To answer the prompt directly: yes, you can use biometric authentication without handing your data to a black box. The tools are Howdy for face, fprint for fingerprints, and the cost is weaker security boundaries and rougher edges. The data lives on your machine, you can back it up, you can encrypt it, you can store it wherever you want. The tradeoff is that you're trusting software isolation instead of hardware isolation. Whether that's acceptable depends on your threat model.
If you want the best of both worlds, hardware-backed security with user-controlled storage, the closest thing is a biometric hardware key like the YubiKey Bio. The template lives on the key, matching happens on the key, and you control the key. It's not cheap, it's not as seamless as built-in sensors, but it's the cleanest answer to the trust problem.
It sidesteps the webcam concern entirely. No camera pointed at you, no sensor you have to wonder about. Just a key in your USB port that does one thing and does it in a way you can physically verify.
The physicality of a hardware key is underrated as a security property. You can hold it. You can put it in a safe. You can destroy it if you need to.
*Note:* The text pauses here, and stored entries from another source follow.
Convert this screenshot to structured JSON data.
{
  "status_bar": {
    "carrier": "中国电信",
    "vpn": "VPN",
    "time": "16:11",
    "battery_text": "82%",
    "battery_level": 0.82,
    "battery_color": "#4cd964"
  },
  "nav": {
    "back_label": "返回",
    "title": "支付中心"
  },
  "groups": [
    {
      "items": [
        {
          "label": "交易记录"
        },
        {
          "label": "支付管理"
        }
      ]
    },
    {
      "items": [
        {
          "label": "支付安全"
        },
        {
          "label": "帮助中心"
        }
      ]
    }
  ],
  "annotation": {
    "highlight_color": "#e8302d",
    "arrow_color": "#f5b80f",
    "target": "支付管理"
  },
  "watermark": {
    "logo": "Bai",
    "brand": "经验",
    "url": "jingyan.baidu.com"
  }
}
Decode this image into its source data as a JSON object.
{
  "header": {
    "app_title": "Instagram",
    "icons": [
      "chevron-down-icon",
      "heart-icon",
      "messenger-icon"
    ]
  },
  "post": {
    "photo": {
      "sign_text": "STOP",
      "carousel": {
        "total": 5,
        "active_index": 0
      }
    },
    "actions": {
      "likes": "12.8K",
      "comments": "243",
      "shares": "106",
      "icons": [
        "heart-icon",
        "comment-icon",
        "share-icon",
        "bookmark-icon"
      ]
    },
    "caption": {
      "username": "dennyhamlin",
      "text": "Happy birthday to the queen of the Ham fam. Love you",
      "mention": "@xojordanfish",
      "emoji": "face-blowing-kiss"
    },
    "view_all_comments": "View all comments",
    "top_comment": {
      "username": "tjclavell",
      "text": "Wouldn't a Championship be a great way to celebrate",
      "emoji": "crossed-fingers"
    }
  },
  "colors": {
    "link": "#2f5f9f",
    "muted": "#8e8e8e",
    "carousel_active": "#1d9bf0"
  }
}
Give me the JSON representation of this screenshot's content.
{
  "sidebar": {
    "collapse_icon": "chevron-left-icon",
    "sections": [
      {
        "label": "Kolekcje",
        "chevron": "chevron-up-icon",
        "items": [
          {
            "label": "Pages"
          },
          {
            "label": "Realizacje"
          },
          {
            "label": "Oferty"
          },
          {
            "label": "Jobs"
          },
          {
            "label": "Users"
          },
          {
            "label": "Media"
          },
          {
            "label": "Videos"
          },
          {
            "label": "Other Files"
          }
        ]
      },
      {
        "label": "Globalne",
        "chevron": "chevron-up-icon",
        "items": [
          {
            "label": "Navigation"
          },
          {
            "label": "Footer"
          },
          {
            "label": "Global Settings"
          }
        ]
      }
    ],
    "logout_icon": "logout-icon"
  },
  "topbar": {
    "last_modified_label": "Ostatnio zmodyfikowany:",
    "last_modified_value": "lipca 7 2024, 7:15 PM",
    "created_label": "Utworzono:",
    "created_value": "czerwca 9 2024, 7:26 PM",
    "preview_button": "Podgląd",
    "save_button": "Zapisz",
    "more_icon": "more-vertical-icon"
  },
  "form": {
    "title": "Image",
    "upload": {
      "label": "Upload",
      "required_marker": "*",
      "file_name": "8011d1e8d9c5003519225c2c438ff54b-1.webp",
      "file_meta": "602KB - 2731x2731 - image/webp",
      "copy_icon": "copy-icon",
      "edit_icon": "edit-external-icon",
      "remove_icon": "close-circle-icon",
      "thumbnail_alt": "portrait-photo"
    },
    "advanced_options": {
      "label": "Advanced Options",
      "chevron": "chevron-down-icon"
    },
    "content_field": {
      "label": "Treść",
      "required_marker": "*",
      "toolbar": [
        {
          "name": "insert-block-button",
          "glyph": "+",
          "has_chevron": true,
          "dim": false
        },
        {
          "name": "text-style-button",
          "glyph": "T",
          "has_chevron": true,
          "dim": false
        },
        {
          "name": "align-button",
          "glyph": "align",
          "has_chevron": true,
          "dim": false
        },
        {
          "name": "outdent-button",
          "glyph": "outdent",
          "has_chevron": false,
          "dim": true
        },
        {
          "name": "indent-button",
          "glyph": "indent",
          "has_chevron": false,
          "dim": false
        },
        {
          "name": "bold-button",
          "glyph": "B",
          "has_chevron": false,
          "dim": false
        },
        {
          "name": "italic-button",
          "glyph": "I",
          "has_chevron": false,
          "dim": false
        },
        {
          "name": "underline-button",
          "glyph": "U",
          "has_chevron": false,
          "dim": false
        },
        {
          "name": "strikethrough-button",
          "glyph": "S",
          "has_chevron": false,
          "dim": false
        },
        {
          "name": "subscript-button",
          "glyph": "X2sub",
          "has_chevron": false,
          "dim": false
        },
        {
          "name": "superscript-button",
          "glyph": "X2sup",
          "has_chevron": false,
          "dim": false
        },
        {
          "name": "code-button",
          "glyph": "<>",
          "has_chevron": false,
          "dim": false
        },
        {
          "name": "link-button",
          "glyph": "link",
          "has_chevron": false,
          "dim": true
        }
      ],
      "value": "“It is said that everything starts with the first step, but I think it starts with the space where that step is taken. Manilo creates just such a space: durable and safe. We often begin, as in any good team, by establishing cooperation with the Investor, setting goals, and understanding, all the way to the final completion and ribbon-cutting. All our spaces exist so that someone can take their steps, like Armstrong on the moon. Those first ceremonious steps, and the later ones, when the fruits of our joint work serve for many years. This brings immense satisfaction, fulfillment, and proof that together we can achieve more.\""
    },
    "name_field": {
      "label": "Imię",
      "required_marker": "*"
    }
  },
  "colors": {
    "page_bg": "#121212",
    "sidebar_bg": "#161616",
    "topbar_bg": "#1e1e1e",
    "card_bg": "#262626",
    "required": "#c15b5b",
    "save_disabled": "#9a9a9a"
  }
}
You can't do any of that with a biometric template stored in a TPM on your motherboard.
Though destroying a TPM has its own appeal, depending on the day.
That's a different episode.
Now: Hilbert's daily fun fact.
Hilbert: The naked mole rat can survive without oxygen for up to eighteen minutes by switching its metabolism to fructose, which is roughly the same amount of time it took a sixth-century Byzantine merchant to sail the length of Lake Tanganyika in a dhow, assuming favorable winds and no hippo encounters.
...right.
The hippo encounters really make that fact.
This has been My Weird Prompts. Our producer is Hilbert Flumingtop. If you enjoyed this episode, head over to myweirdprompts.com for the full archive and links to wherever you get your podcasts.
We'll be back next week with another prompt. Until then, maybe put a piece of tape over your webcam.
It's the most cost-effective security upgrade you'll ever make.